| The bracketed partitions of P(n,t) are of the form (u_1)^e(1) (u_2)^e(2) ... (u_n)^e(n) with coefficients given by (-1)^(n-1+e(1)) * [2*(n-1)-e(1)]! / [ 2^e(2) (e(2))! * 3^e(3) (e(3))! * ... n^e(n) * (e(n))! ] .
Contribution from Tom Copeland, Sep 06 2011: (Start)
Let h(t) = 1/(df(t)/dt)
= 1/Ev[u./(1-u.t)]
= 1/((u_1)+(u_2)*t+(u_3)*t^2+(u_4)*t^3+...),
where Ev denotes umbral evaluation.
Then for the partition polynomials of A133932,
n!*P(n,t) = ((t*h(y)*d/dy)^n) y evaluated at y=0,
and the compositional inverse of f(t) is
g(t) = exp(t*h(y)*d/dy) y evaluated at y=0.

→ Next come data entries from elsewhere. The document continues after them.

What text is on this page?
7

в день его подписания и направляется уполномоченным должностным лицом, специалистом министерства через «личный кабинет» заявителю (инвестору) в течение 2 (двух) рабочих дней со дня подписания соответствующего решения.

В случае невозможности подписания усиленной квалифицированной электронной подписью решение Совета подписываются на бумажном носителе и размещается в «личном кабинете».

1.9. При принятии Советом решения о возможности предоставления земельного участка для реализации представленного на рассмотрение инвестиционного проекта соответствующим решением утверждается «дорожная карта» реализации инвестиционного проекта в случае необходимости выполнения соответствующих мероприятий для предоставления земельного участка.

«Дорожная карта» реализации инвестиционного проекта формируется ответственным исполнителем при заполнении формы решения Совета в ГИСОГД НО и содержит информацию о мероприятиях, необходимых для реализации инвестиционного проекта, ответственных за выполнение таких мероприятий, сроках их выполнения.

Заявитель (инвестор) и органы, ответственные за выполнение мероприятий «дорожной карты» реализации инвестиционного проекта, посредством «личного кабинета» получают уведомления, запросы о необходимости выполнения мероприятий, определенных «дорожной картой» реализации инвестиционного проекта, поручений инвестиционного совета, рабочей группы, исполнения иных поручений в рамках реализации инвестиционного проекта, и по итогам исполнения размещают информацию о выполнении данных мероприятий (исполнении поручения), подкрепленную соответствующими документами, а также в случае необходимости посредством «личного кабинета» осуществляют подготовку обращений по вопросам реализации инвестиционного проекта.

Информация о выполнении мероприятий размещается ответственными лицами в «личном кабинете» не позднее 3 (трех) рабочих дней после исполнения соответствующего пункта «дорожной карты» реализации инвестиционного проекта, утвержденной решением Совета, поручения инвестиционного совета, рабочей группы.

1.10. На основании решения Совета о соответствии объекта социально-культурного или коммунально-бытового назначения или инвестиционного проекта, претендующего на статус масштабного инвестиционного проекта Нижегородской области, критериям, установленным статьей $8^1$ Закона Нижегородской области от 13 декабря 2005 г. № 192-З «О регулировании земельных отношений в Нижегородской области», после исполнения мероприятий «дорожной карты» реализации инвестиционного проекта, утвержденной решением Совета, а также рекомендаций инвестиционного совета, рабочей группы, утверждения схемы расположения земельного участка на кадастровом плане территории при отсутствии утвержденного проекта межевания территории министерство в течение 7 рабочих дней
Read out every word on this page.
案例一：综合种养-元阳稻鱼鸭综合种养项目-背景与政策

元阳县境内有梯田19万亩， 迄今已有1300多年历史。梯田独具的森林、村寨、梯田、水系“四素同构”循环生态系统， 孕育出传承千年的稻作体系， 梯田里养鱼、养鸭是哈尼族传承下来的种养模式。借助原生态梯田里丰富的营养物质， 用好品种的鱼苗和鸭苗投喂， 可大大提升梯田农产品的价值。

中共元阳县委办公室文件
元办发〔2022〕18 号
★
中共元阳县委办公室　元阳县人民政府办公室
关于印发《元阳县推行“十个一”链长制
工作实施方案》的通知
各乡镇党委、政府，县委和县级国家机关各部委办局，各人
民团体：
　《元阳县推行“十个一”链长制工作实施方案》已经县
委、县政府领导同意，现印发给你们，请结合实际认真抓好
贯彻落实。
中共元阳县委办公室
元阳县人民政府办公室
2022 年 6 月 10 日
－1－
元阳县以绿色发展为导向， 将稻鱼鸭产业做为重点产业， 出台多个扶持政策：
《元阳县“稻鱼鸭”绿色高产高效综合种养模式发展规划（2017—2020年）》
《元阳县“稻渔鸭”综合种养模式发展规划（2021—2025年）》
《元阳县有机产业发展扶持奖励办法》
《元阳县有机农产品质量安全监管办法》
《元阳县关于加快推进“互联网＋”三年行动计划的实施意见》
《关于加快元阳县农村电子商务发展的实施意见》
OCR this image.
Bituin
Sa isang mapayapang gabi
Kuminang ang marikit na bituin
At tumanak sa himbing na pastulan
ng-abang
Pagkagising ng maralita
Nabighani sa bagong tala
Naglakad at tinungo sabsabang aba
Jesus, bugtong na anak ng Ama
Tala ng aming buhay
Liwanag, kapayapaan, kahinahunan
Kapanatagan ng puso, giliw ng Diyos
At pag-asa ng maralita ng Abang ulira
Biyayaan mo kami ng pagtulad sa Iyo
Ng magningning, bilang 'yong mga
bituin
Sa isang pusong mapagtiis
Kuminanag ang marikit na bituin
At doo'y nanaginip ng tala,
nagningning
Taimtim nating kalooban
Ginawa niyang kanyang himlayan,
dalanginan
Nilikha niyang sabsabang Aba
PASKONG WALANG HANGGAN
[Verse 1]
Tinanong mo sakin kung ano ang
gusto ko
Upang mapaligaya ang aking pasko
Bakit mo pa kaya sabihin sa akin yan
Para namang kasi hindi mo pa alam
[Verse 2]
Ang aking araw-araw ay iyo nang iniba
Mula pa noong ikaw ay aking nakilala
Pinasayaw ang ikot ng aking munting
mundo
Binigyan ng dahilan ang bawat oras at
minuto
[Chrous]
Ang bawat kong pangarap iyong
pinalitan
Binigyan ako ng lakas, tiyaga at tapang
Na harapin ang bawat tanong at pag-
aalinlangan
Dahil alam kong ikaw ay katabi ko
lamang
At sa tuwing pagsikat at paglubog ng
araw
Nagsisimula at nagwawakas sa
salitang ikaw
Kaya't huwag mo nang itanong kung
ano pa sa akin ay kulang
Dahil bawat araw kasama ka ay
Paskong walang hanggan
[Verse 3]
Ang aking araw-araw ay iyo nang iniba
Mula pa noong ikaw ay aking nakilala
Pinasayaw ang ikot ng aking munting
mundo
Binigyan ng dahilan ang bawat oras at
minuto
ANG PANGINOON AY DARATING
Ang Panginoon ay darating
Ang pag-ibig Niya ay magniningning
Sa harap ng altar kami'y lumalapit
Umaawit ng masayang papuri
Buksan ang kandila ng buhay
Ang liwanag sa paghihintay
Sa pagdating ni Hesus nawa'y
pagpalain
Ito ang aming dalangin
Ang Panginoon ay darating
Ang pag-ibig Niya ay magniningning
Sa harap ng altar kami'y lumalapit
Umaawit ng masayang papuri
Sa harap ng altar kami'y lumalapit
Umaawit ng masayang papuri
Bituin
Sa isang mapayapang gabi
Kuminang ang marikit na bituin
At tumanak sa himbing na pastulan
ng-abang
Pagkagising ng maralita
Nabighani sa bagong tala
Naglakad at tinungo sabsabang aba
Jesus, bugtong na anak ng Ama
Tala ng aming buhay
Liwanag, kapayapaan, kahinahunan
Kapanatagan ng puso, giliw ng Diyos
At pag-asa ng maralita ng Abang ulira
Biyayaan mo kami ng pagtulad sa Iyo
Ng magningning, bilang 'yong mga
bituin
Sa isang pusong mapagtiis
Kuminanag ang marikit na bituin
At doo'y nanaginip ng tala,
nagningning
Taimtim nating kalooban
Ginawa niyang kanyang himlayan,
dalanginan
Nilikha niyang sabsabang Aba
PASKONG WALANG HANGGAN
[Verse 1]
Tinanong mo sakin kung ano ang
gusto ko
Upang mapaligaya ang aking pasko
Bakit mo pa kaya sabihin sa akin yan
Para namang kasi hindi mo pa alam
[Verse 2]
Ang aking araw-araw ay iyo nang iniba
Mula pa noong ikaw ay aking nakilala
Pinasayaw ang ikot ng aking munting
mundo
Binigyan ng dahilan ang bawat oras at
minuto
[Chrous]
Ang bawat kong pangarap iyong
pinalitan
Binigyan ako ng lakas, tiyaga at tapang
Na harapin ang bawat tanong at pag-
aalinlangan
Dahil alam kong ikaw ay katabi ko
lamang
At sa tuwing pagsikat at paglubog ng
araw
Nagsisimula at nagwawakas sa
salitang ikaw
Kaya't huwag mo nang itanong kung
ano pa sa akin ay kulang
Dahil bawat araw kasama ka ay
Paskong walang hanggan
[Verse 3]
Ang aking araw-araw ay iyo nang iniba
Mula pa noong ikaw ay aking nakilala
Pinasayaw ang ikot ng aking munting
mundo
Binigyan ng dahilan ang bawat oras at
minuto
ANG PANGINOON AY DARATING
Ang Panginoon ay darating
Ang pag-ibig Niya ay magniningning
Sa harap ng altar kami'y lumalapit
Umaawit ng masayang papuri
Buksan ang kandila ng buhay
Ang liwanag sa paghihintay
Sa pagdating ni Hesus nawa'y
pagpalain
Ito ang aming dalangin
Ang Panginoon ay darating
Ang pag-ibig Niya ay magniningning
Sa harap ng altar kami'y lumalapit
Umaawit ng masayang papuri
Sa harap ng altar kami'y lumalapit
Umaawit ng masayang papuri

Also, dg(t)/dt = h(g(t)). (End)
Contribution from Tom Copeland, Oct 20 2011: (Start)
With exp[x* PS(.,t)] = exp[t*g(x)]=exp[x*h(y)d/dy] exp(t*y) eval. at y=0, the raising/creation and lowering/annihilation operators
defined by R PS(n,t)=PS(n+1,t) and L PS(n,t)= n*PS(n-1,t) are
R = t*h(d/dt) = t* 1/[(u_1)+(u_2)*d/dt+(u_3)*(d/dt)^2+...], and
L =f(d/dt)=(u_1)*d/dt+(u_2)*(d/dt)^2/2+(u_3)*(d/dt)^3/3+....
Then P(n,t) = (t^n/n!) dPS(n,z)/dz eval. at z=0. (Cf. A139605, A145271, and link therein to Mathemagical Forests for relation to planted trees on p. 13.) (End)
|